However, the lead in energy storage installations is about to be taken by the US, according to consultancy IHS.

California, which has pledged its electricity supply will be emissions-free by 2045, has targeted energy storage to help with its growing amount of solar power and to prevent blackouts.

In December, California’s Pacific Gas and Electric Company (PG&E) requested approval for six battery energy storage projects, all using lithium-ion batteries. “The next few years will be pivotal for the deployment and integration of utility-scale battery energy storage on to the grid,” says Fong Wan, PG&E senior vice-president for energy policy and procurement.

In March, US technology company Apple said it would build a battery capable of storing 240 MWh of energy — enough to power 7,000 homes for one day — in California.

But, even though costs for lithium-ion batteries have fallen 88 per cent since 2010 to $137 per kWh, industry analysts say they must become cheaper for them to be more widely deployed.

Some start-ups are developing much lower-cost batteries that would make it profitable to retain energy for longer, allowing energy to be stored for days when there is no wind or sun. Form Energy, a Boston-based start-up, aims to reduce prices to a 10th of that for lithium-ion battery packs. Its batteries are designed to store energy for 150 hours.

Costs for long-duration storage need to fall to as low as $1 per kWh to “fully displace” all baseload power generation technologies, according to a study published in the journal Nature Energy. It will be systems that can store energy for longer than 100 hours that have the most impact, it found — compared with four hours for lithium-ion batteries.

Utilities might even struggle to obtain enough high-quality lithium-ion batteries, given the competition from the automotive industry, says Simon Moores, managing director of Benchmark Mineral Intelligence. “[Electric vehicles] are sucking up the supply of high-quality batteries,” he says. “The reality [for battery producers] is that EVs are the priority — you get a bigger contract and bigger prices.”
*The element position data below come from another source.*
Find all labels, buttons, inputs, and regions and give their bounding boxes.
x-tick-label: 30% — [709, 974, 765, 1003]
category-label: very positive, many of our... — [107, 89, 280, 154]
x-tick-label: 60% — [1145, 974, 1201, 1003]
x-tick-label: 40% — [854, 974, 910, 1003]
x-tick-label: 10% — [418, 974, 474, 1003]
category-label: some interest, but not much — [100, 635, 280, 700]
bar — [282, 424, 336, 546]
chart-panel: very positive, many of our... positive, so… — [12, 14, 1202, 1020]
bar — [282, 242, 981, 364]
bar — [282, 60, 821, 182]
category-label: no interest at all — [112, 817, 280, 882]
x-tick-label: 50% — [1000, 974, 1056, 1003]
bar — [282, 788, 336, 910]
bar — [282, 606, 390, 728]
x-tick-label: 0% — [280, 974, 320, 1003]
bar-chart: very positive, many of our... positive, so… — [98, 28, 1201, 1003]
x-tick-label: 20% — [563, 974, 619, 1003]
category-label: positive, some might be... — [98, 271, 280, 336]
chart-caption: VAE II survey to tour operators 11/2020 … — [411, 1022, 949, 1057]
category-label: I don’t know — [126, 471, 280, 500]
Another option is vanadium-flow batteries, which use large tanks of separately charged vanadium electrolytes to store energy. These make it easier to expand capacity than when using conventional batteries. Invinity Energy Systems, a producer of vanadium batteries, has a contract to build a battery in Yadlamalka, South Australia, that will store energy from a solar project and provide it to the local grid. Its 8 MWh battery will be paired with a solar array.